Stanford Institute for Economic Policy Research scholar Alissa Kleinnijenhuis presented her research on bail-in mechanisms and their effect on the “too big to fail” problem. She used a complexity-based model because systemic risks arise from networks that are interactive and lead to amplification or dampening of crisis. Her research shows how that effective bail-in designs can break harmful deleveraging cycles, and provide recapitalization support for institutions to preserve banking system stability. This has critical impact on stability of the system. Modeling the European bail-in mechanism, the research suggests mechanism does dampen risks, but still far from optimal. Such research can help policymakers to improve on these mechanisms.

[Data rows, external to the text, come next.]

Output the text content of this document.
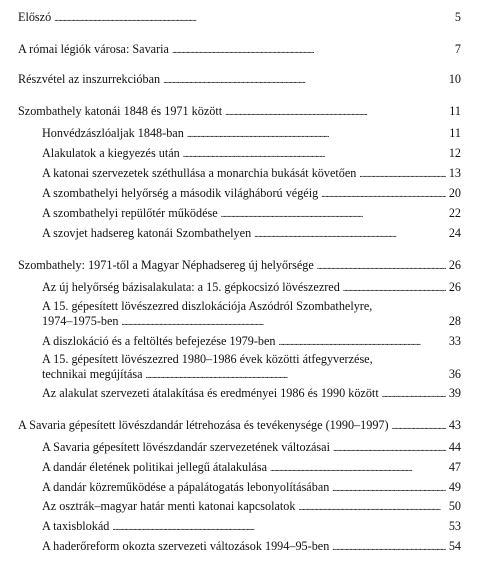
Előszó . . .	5
A római légiók városa: Savaria . . .	7
Részvétel az inszurrekcióban . . .	10
Szombathely katonái 1848 és 1971 között . . .	11
Honvédzászlóaljak 1848-ban . . .	11
Alakulatok a kiegyezés után . . .	12
A katonai szervezetek széthullása a monarchia bukását követően . . .	13
A szombathelyi helyőrség a második világháború végéig . . .	20
A szombathelyi repülőtér működése . . .	22
A szovjet hadsereg katonái Szombathelyen . . .	24
Szombathely: 1971-től a Magyar Néphadsereg új helyőrsége . . .	26
Az új helyőrség bázisalakulata: a 15. gépkocsizó lövészezred . . .	26
A 15. gépesített lövészezred diszlokációja Aszódról Szombathelyre,
1974–1975-ben . . .	28
A diszlokáció és a feltöltés befejezése 1979-ben . . .	33
A 15. gépesített lövészezred 1980–1986 évek közötti átfegyverzése,
technikai megújítása . . .	36
Az alakulat szervezeti átalakítása és eredményei 1986 és 1990 között . . .	39
A Savaria gépesített lövészdandár létrehozása és tevékenysége (1990–1997) . . .	43
A Savaria gépesített lövészdandár szervezetének változásai . . .	44
A dandár életének politikai jellegű átalakulása . . .	47
A dandár közreműködése a pápalátogatás lebonyolításában . . .	49
Az osztrák–magyar határ menti katonai kapcsolatok . . .	50
A taxisblokád . . .	53
A haderőreform okozta szervezeti változások 1994–95-ben . . .	54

Long Chen, president of the Luohan Academy, closed the operational session as discussant by leveraging his deep experience with digital platform, presented modern firms as much more interconnected. Chen illustrated how digital technology facilitates close feedback loops with consumers and suppliers, allowing firms to adapt their behaviors in response to information. While scholars usually study networks after the fact, firms enabled by connected real-time information can design systems that react to change, to support positive outcomes or dampen negative ones. For example, algorithms used by digital lenders can dynamically adjust loan issuance to respond to shocks. The adaptability of firms to external environment is only growing more critical, especially in rising expectations of firms to be involved in environmental, social and governance (ESG) issues.
During the open-floor discussion, Harvard economics and mathematics professor Eric Maskin suggested that complexity economics remains outside of the mainstream because it needs not only to show that standard economics fails, but have in place a solid framework that performs better. Maskin pointed to prospect theory, advanced by behavioral economists, as an example.
Doyne Farmer agreed with Maskin that complexity economics should be challenged to show that they’ve been superior in understanding the real-world implications of policies. But Farmer believes complexity needs a “fair hearing” from mainstream journals, who have been less willing to publish the work of complexity economists.
Kleinnijhenhuis suggested that ideas from complexity economics have taken hold and are already well-understood within the profession especially in her focus of modeling financial crisis. Many mainstream papers use complexity models even if not explicitly referencing it. Columbia Business School professor Neng Wang noted that while he is very open to complexity economics, he still believes any form of economics needs to assume an optimizing rationality. Wang would like to see more precise definitions of complexity economics. That said, he notes Alissa’s point that mainstream economics is already incorporating complexity tools.
Peking University economics professor Chen Ping, one of China’s most followed economists, points to how mainstream economics continues to turn a blind eye to more atypical models because of its reliance on the idea of unlimited growth. In the current climate crisis, the need to recognize resource limits is putting pressure on economic foundations.
Finally, the Santa Fe Institute’s Arthur predicted that complexity economics will coexist with neoclassical economics in the same way that nonlinear mathematics never replaced linear mathematics. Just as relativity theory and quantum physics exists alongside Newtonian ideas, both economic schools are needed.